Well not exactly, but I understood what was going through her head and her son’s head at the same time.  This was my response:

Hello!  As both a teacher and a young adult who has spent most of his life trying to understand his own processing and communication differences [please note my use of the term ‘differences’ as opposed to ‘disorders’] I hope my two cents will be of some value to you.

One important thing to remember is that processing and communicating are different brain functions.  I have a feeling that your son is a WAY better abstract thinker than you realize.

Suppose you ask your son a hypothetical question such as “What would you do if a stranger asked you to get into his car?”  Your son’s first instinct is not to answer your question, but to ponder why you would be asking such a question in the first place.

“Stranger?  What stranger?”

Your son instantly runs to the door expecting someone to be there.  Children implicitly trust their mom, so if mommy says there is a stranger then he is here somewhere.  But where is he?
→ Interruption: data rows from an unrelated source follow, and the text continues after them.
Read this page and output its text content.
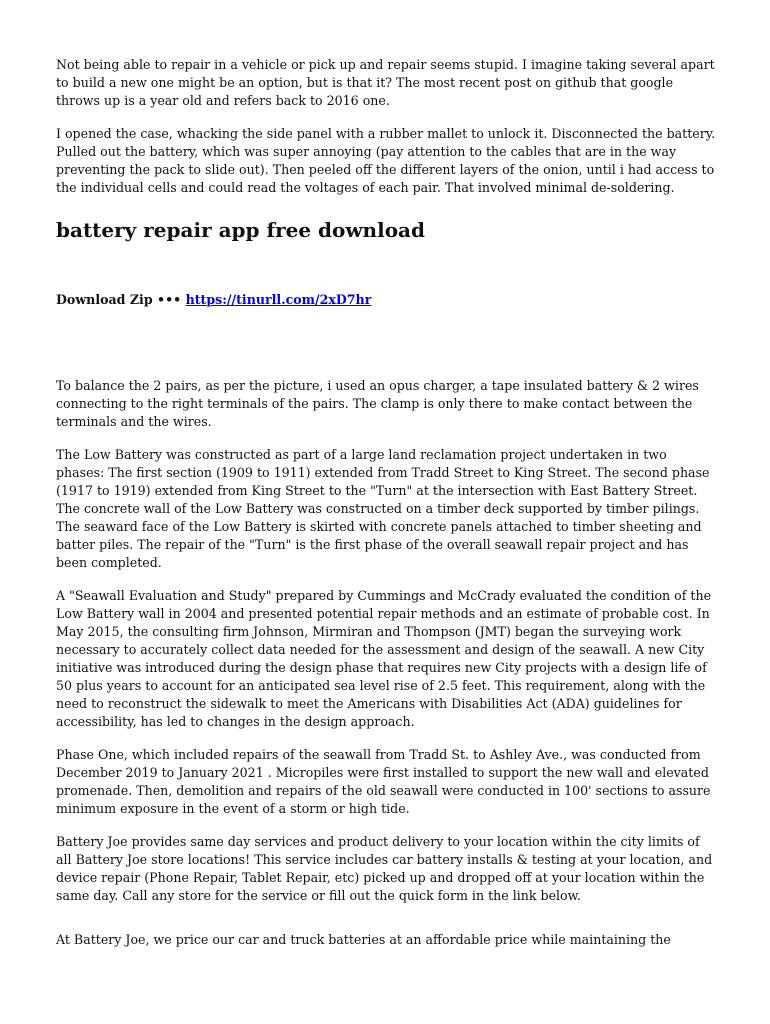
Not being able to repair in a vehicle or pick up and repair seems stupid. I imagine taking several apart to build a new one might be an option, but is that it? The most recent post on github that google throws up is a year old and refers back to 2016 one.

I opened the case, whacking the side panel with a rubber mallet to unlock it. Disconnected the battery. Pulled out the battery, which was super annoying (pay attention to the cables that are in the way preventing the pack to slide out). Then peeled off the different layers of the onion, until i had access to the individual cells and could read the voltages of each pair. That involved minimal de-soldering.

battery repair app free download
Download Zip ••• https://tinurll.com/2xD7hr

To balance the 2 pairs, as per the picture, i used an opus charger, a tape insulated battery & 2 wires connecting to the right terminals of the pairs. The clamp is only there to make contact between the terminals and the wires.

The Low Battery was constructed as part of a large land reclamation project undertaken in two phases: The first section (1909 to 1911) extended from Tradd Street to King Street. The second phase (1917 to 1919) extended from King Street to the "Turn" at the intersection with East Battery Street. The concrete wall of the Low Battery was constructed on a timber deck supported by timber pilings. The seaward face of the Low Battery is skirted with concrete panels attached to timber sheeting and batter piles. The repair of the "Turn" is the first phase of the overall seawall repair project and has been completed.

A "Seawall Evaluation and Study" prepared by Cummings and McCrady evaluated the condition of the Low Battery wall in 2004 and presented potential repair methods and an estimate of probable cost. In May 2015, the consulting firm Johnson, Mirmiran and Thompson (JMT) began the surveying work necessary to accurately collect data needed for the assessment and design of the seawall. A new City initiative was introduced during the design phase that requires new City projects with a design life of 50 plus years to account for an anticipated sea level rise of 2.5 feet. This requirement, along with the need to reconstruct the sidewalk to meet the Americans with Disabilities Act (ADA) guidelines for accessibility, has led to changes in the design approach.

Phase One, which included repairs of the seawall from Tradd St. to Ashley Ave., was conducted from December 2019 to January 2021 . Micropiles were first installed to support the new wall and elevated promenade. Then, demolition and repairs of the old seawall were conducted in 100' sections to assure minimum exposure in the event of a storm or high tide.

Battery Joe provides same day services and product delivery to your location within the city limits of all Battery Joe store locations! This service includes car battery installs & testing at your location, and device repair (Phone Repair, Tablet Repair, etc) picked up and dropped off at your location within the same day. Call any store for the service or fill out the quick form in the link below.

At Battery Joe, we price our car and truck batteries at an affordable price while maintaining the
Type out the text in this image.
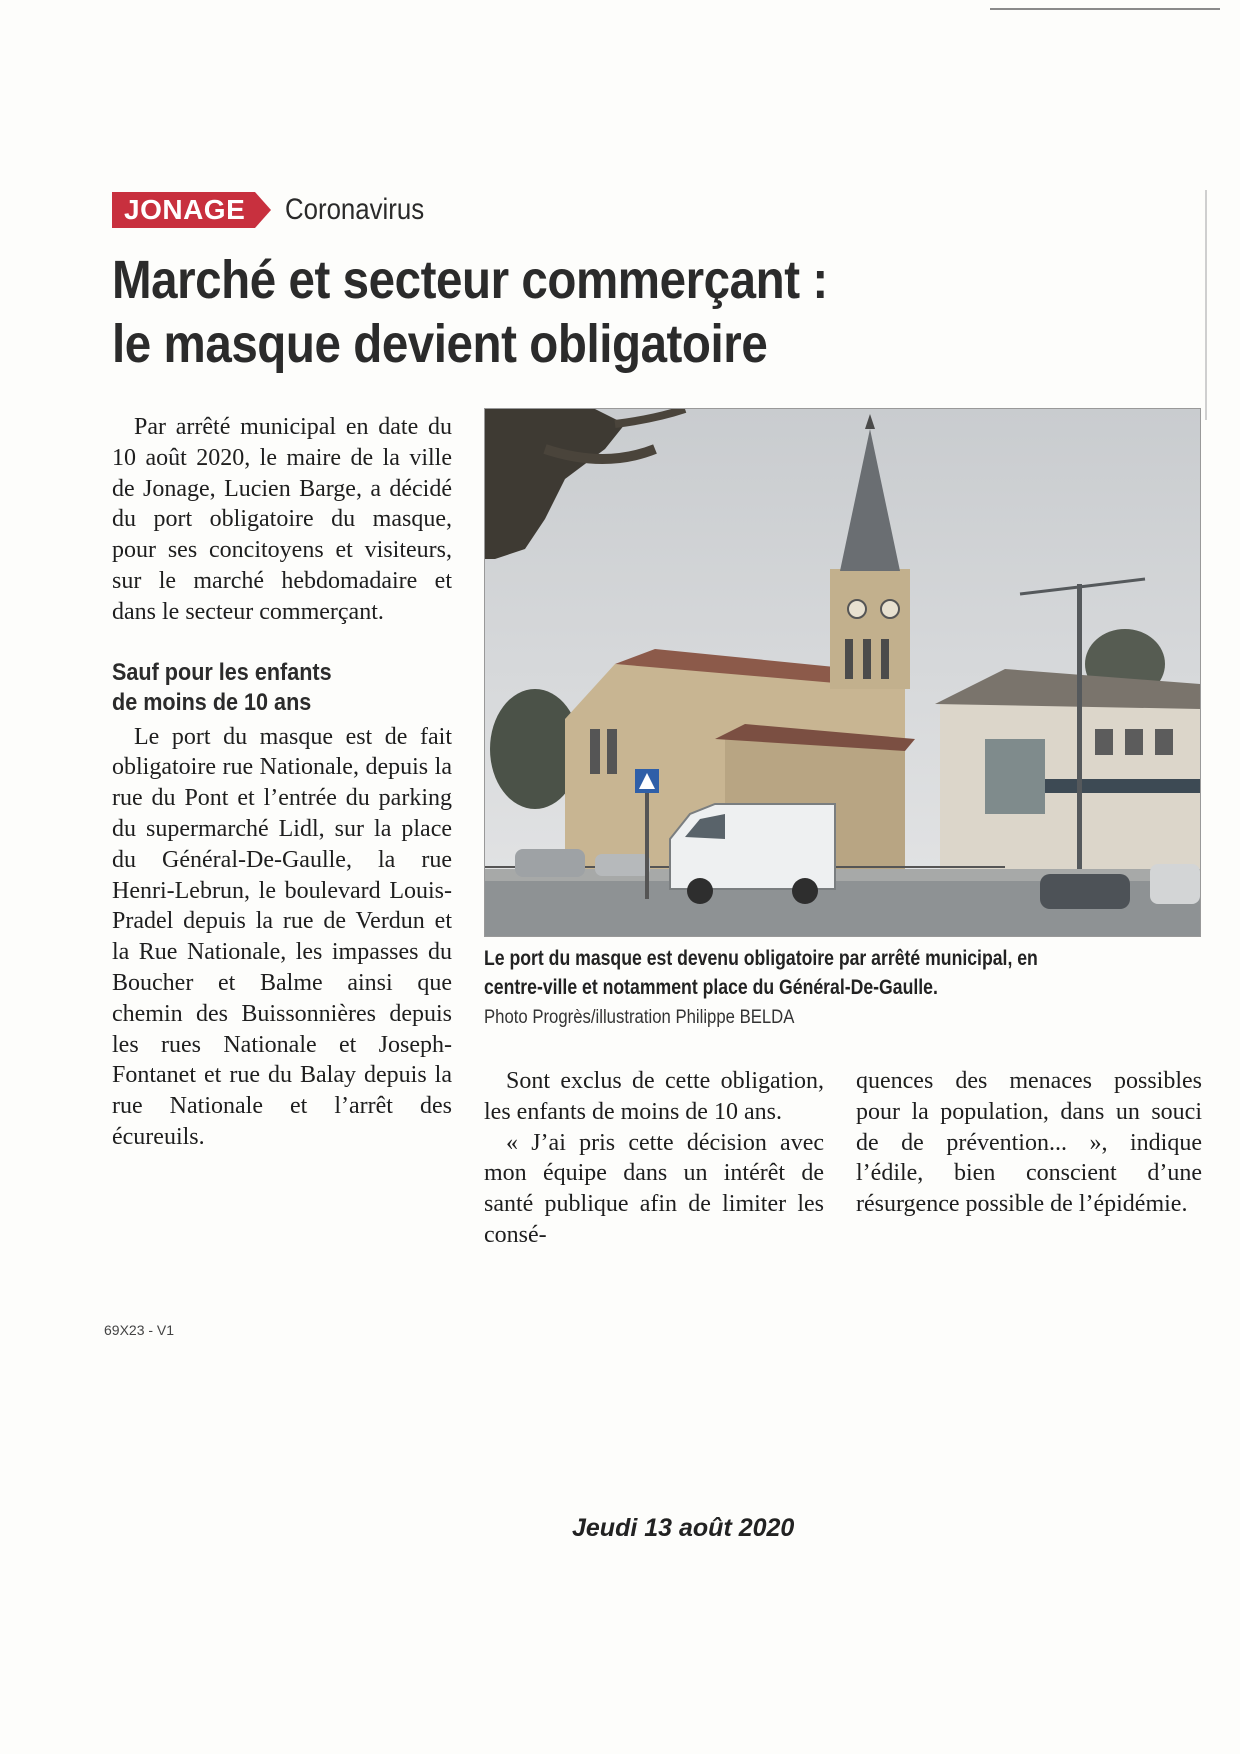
JONAGE	Coronavirus
Marché et secteur commerçant :
le masque devient obligatoire

Par arrêté municipal en date du 10 août 2020, le maire de la ville de Jonage, Lucien Barge, a décidé du port obligatoire du masque, pour ses concitoyens et visiteurs, sur le marché hebdomadaire et dans le secteur commerçant.

Sauf pour les enfants
de moins de 10 ans

Le port du masque est de fait obligatoire rue Nationale, depuis la rue du Pont et l’entrée du parking du supermarché Lidl, sur la place du Général-De-Gaulle, la rue Henri-Lebrun, le boulevard Louis-Pradel depuis la rue de Verdun et la Rue Nationale, les impasses du Boucher et Balme ainsi que chemin des Buissonnières depuis les rues Nationale et Joseph-Fontanet et rue du Balay depuis la rue Nationale et l’arrêt des écureuils.

Le port du masque est devenu obligatoire par arrêté municipal, en
centre-ville et notamment place du Général-De-Gaulle.
Photo Progrès/illustration Philippe BELDA

Sont exclus de cette obligation, les enfants de moins de 10 ans.

« J’ai pris cette décision avec mon équipe dans un intérêt de santé publique afin de limiter les consé-

quences des menaces possibles pour la population, dans un souci de de prévention... », indique l’édile, bien conscient d’une résurgence possible de l’épidémie.

69X23 - V1
Jeudi 13 août 2020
Then he remembers you mentioning a car.  And the next thing you know he is running in front of traffic.

Many adults observing behavior like this jump to conclusions such as “my son doesn’t listen”, “he doesn’t understand/he is slow” or “he must have ADD”.  In fact, the child is just thinking on a different (and generally more abstract) level than the parent.

Situations like this can lead to emotional problems as well if one isn’t careful.  Everything your son did here made perfect sense to him – in fact, when he sees mom sprinting his way he is thinking “Mommy is going to be so proud of me for what I did all by myself!  There she is now, running to give me a big hug!”

Imagine how confusing it is when instead of a big hug and kiss mommy yells, cries, and punishes.  You mentioned how he tends to react to you raising your voice.  [she commented that whenever she raises her voice her son doesn’t hear what she is saying; he only seems focused on the fact that she is yelling] These are moments of profound confusion.  In his mind he did everything right so when he gets the exact opposite response than he is expecting his brain jumps into overdrive to figure out what the hell went wrong.

I mean no disrespect, but it really bugs me when people use the term “thinking outside the box” with respect to any young child.  Right now your son is in the process of defining his box – the world has not imposed one on him yet.  Your goal should be to keep him as far away from that box as possible.

This is such a critical time in your son’s development.  Right now his brain is in overdrive learning and processing everything around him but his communication skills haven’t caught up yet.  They will, have faith in that.  In the meantime, be extremely aware of everything you say to him.  When his responses are odd don’t assume there is something wrong with him, stop and deeply consider how he may have interpreted your words differently than you intended.

Every child is born with an instinct to please their mothers.  If you push too hard or get frustrated all the time he is going to read you like a book and try to make you happy the only way he can; to put the brakes on his processing so he can focus on the communicating.  This will make everybody extremely happy – until he starts to explore the world around him again only to find he is firmly enclosed in a box that was never there before.  He may not hate you or resent you, but all of the sudden the world will have lost its interest.  Nothing will be the same and his brain will associate that change with you.  This is not a road any family deserves to go down because there are always casualties.

I am very sorry for being so long-winded.  I don’t know you our your son and I may be dead wrong.  But on the off-chance that sharing some insight into my mind can help your family than I have no regrets.

Very last thought:  no matter what the diagnosis or prognosis, every brain works differently and there are generally two options: we can try to train ourselves to think like ‘everyone else’, or we can embrace the differences and find what works for ourselves.  I chose option B and I couldn’t be happier.  I don’t see myself as smarter or dumber than anyone else, but I know that I have a very unique way of seeing and processing the world and I wouldn’t want it any other way.